Continuing with the comparison to Spanish-speaking countries in Latin America, most of the varieties of Arabic are very mutually intelligible, since they are simply dialects of the same language. Here is a breakdown of the different groups of Arabic dialects:
Peninsular Arabic includes all of the varieties of Arabic spoken on the Arabian Peninsula. This means the Arabic spoken in Yemen, Oman, Qatar, Saudi Arabia, Kuwait, Bahrain, United Arab Emirates, Iraq, and Jordan. Though this is the area where Arabic originated, the Arabic spoken there does not share very much with Classical Arabic.
This group of Arabic dialects includes all of the dialects and varieties spoken in the Maghreb, the region of North Africa to the west of Egypt. Maghrebi dialects are spoken in Morocco, Tunisia, Libya, and Algeria. They show Berber, Punic, Spanish, French, Italian, Turkish, and English influences.

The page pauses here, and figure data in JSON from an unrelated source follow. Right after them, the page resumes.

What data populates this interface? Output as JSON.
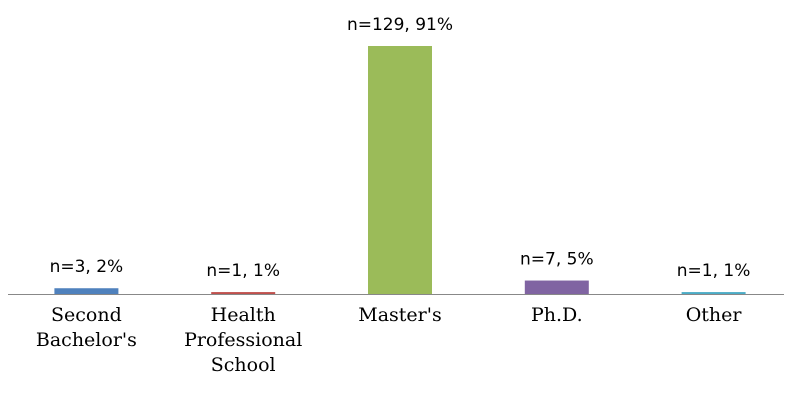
{
  "chart_data": {
    "type": "bar",
    "categories": [
      "Second Bachelor's",
      "Health Professional School",
      "Master's",
      "Ph.D.",
      "Other"
    ],
    "values": [
      3,
      1,
      129,
      7,
      1
    ],
    "value_labels": [
      "n=3, 2%",
      "n=1, 1%",
      "n=129, 91%",
      "n=7, 5%",
      "n=1, 1%"
    ],
    "colors": [
      "#4f81bd",
      "#c0504d",
      "#9bbb59",
      "#8064a2",
      "#4bacc6"
    ]
  }
}
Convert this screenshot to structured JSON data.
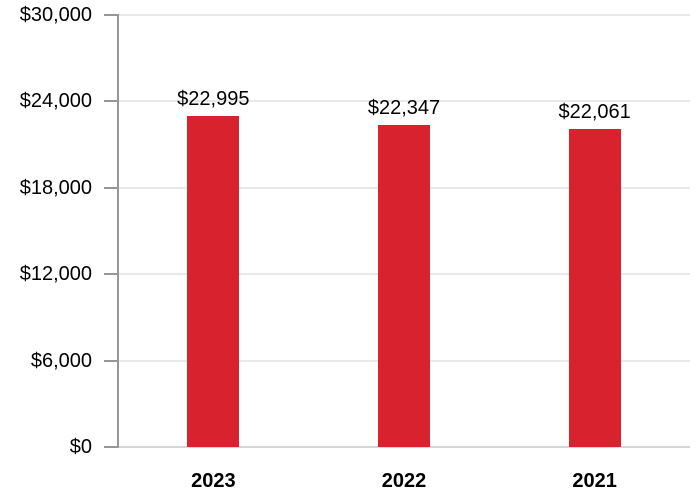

The Sudanese Arabic group includes Chadic, Juba, and Sudanese Arabic. Juba Arabic is used as a lingua franca that developed from a pidgin that was based on Sudanese Arabic. The dialects in this group are considered by some to be the most archaic but purest forms of Arabic, and many accents of Sudanese Arabic speakers are similar to those of Saudi Arabian Arabic speakers.
As the name suggests, Egyptian Arabic dialects are spoken in Egypt. They include Egyptian Arabic as well as Sa’idi Arabic, which is spoken mostly around the Egyptian border with Sudan. Speakers of Egyptian Arabic don’t always understand Sa’idi Arabic speakers if they speak a more conservative type of the dialect.
This Arabic group includes Mesopotamian Arabic and North Mesopotamian Arabic. Since the lingua franca of Mesopotamia was Aramaic, the varieties from that area show some Aramaic influences. It is spoken in Syria, southeastern Turkey, and Iran, as well as within some Iraqi communities who have settled in the region.
Right next to where Mesopotamian Arabic varieties are spoken, you have the Levantine varieties. They are spoken in Syria, Cyprus, Jordan, Lebanon, and Palestine, and include a total of 8 different dialects. All Levantine Arabic dialects have a unique stress pattern that most other dialects do not have.
Though now an extinct group of dialects, Andalusian Arabic included all of the dialects spoken on the Iberian Peninsula during the time when the area was under Muslim rule. As soon as the Moriscos were forced out of the region, these dialects died out. Andalusian Arabic dialects can still be heard in the traditional music of the Andalusia region of Spain.